In recent years, doctors have shifted urologic surgeries from inpatient to outpatient.  Urologic surgeries involve operations on the male or female urinary tract, female pelvic floor and the male reproductive system.  Urologists handle surgeries from cancerous tumor removal, renal stones, and male infertility.  Although most urologic surgeries were performed inpatient in the past, there has been a movement towards outpatient surgeries to cut costs and save patients time.  However, recent studies suggest that there may be danger to doing this.
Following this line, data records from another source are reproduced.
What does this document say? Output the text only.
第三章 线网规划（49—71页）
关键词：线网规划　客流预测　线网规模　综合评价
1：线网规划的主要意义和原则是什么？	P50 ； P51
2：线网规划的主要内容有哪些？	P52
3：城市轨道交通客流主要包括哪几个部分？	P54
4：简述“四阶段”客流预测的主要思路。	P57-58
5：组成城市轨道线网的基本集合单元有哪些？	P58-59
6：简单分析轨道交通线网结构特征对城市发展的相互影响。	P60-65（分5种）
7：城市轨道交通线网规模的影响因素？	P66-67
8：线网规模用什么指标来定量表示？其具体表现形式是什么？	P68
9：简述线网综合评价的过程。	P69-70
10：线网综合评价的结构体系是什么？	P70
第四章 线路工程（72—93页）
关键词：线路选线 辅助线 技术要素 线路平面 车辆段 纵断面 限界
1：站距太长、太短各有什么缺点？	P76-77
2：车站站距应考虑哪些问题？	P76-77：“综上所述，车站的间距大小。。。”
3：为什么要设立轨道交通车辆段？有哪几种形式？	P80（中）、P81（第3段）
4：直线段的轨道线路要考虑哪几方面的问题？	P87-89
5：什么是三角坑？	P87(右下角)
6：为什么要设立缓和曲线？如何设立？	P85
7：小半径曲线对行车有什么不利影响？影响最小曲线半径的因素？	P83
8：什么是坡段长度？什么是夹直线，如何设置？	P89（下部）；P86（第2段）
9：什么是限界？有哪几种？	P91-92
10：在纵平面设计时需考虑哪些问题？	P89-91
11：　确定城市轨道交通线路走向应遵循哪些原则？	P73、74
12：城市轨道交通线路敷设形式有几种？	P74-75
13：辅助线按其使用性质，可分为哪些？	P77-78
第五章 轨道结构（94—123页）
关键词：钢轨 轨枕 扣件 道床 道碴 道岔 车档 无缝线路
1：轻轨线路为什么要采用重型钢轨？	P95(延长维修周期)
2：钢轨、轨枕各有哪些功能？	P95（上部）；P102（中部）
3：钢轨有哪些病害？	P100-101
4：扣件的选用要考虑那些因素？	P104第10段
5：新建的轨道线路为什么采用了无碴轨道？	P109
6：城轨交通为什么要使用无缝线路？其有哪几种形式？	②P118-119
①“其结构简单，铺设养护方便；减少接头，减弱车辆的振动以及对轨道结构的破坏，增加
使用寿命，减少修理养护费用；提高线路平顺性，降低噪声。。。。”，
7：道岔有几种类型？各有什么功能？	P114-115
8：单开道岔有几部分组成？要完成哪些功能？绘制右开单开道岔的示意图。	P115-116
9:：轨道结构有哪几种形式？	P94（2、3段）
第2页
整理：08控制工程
Henry Ford Study Finds “Failure to Rescue” Cases Rose in Face of Increased Outpatient Surgeries

Researchers at Henry Ford Hospital looked at patient records between 1998 and 2010 discharged following a urologic surgery.  Overall, they found that the “failure to rescue” mortality rates of patients increased after the implementation of outpatient urologic surgeries while the overall mortality rate stayed the same.  Failure to Rescue or FTR is a quality measurement implemented after the publication of “To Err is Human”, a report produced in 1999 pointing out important concerns about patient safety in American hospitals.  FTRs occur when medical professionals fail to identify key problems and take necessary actions to prevent a patient’s death.  The recent study points out the need for doctors to follow up with patients closely, even if they are immediately let out of the hospital following their surgical procedure.

Minorities, Elderly, Publicly Insured, and Previously Ill at Increased Risk of Death After Urologic Surgery

In addition to the overall findings of the study, the researchers also found that those from minority communities, as well as the elderly, publicly insured, and those suffering from other illnesses were at an increased risk of dying following an outpatient urologic surgery and the detection of complications.  The study authors emphasize how important it is for medical professionals to identify potential complications in patients prior to the exit from the hospital and to provide continuing care following the procedure.